Astronomy & Astrophysics Seminar
Speaker: Eric Bell, University of Michigan
Title: What drives the evolution of galaxies like the Milky Way?
Date: Wed, 18 Jan 2017, 11:00 am - 12:00 pm
Location: 1400 BPS Bldg.
Galaxies with masses similar to the Milky Way are very diverse, spanning the range from disks with large amounts of star formation to elliptical galaxies without any detectable star formation. What are the forces that shape this evolution, leading to this wide range in outcomes? I present work that explores the role of two possible forces, AGN feedback and galaxy merging.
I show that quiescence among Milky Way mass galaxies is strongly related to the prominence of its supermassive black hole, in excellent qualitative accord with models in which quiescence is driven by long-term energy input from AGN feedback. Galaxies which end up with relatively large supermassive black holes are quiescent, those that avoided forming a large central black hole remain star forming.

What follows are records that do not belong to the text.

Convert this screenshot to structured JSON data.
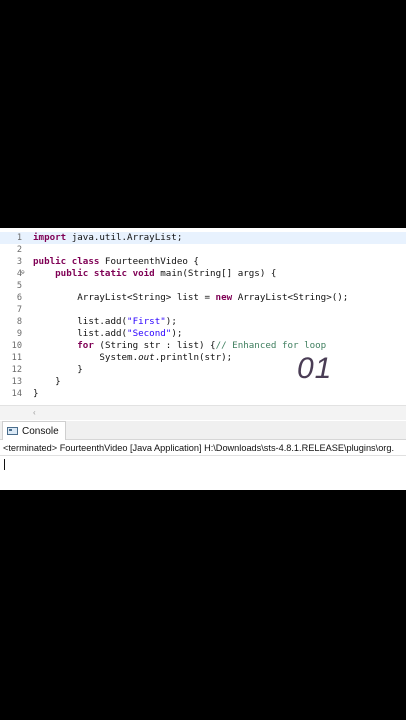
{
  "editor": {
    "lines": [
      {
        "num": "1",
        "parts": [
          {
            "t": "import",
            "c": "kw"
          },
          {
            "t": " java.util.ArrayList;",
            "c": ""
          }
        ]
      },
      {
        "num": "2",
        "parts": []
      },
      {
        "num": "3",
        "parts": [
          {
            "t": "public class",
            "c": "kw"
          },
          {
            "t": " FourteenthVideo {",
            "c": ""
          }
        ]
      },
      {
        "num": "4",
        "parts": [
          {
            "t": "    ",
            "c": ""
          },
          {
            "t": "public static void",
            "c": "kw"
          },
          {
            "t": " main(String[] args) {",
            "c": ""
          }
        ]
      },
      {
        "num": "5",
        "parts": []
      },
      {
        "num": "6",
        "parts": [
          {
            "t": "        ArrayList<String> list = ",
            "c": ""
          },
          {
            "t": "new",
            "c": "kw"
          },
          {
            "t": " ArrayList<String>();",
            "c": ""
          }
        ]
      },
      {
        "num": "7",
        "parts": []
      },
      {
        "num": "8",
        "parts": [
          {
            "t": "        list.add(",
            "c": ""
          },
          {
            "t": "\"First\"",
            "c": "str"
          },
          {
            "t": ");",
            "c": ""
          }
        ]
      },
      {
        "num": "9",
        "parts": [
          {
            "t": "        list.add(",
            "c": ""
          },
          {
            "t": "\"Second\"",
            "c": "str"
          },
          {
            "t": ");",
            "c": ""
          }
        ]
      },
      {
        "num": "10",
        "parts": [
          {
            "t": "        ",
            "c": ""
          },
          {
            "t": "for",
            "c": "kw"
          },
          {
            "t": " (String str : list) {",
            "c": ""
          },
          {
            "t": "// Enhanced for loop",
            "c": "cmt"
          }
        ]
      },
      {
        "num": "11",
        "parts": [
          {
            "t": "            System.",
            "c": ""
          },
          {
            "t": "out",
            "c": "it"
          },
          {
            "t": ".println(str);",
            "c": ""
          }
        ]
      },
      {
        "num": "12",
        "parts": [
          {
            "t": "        }",
            "c": ""
          }
        ]
      },
      {
        "num": "13",
        "parts": [
          {
            "t": "    }",
            "c": ""
          }
        ]
      },
      {
        "num": "14",
        "parts": [
          {
            "t": "}",
            "c": ""
          }
        ]
      }
    ],
    "active_line": "1",
    "fold_markers": [
      "4"
    ]
  },
  "overlay_number": "01",
  "console": {
    "tab_label": "Console",
    "terminated_text": "<terminated> FourteenthVideo [Java Application] H:\\Downloads\\sts-4.8.1.RELEASE\\plugins\\org.",
    "icon": "console-icon"
  },
  "scrollbar": {
    "left_arrow": "‹"
  }
}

This then implies that one of the central questions that we should ask next is what kind of circumstances lead to the growth of a large central black hole (and bulge). I show that the stellar halos of nearby galaxies offer a unique and powerful probe of the growth history of galaxies. Galaxies like the Milky Way have a wide range of stellar halo masses and metallicities. Stellar halo mass and metallicity correlate, in excellent quantitative accord with models in which stellar halos grow by the disruption of satellite galaxies; the stellar halo is indeed an accurate and powerful record of the merger history of a galaxy. I then show that stellar halo mass and bulge/BH mass are very poorly correlated, suggesting that there is no trivial link between galaxy mergers and bulge or black hole growth.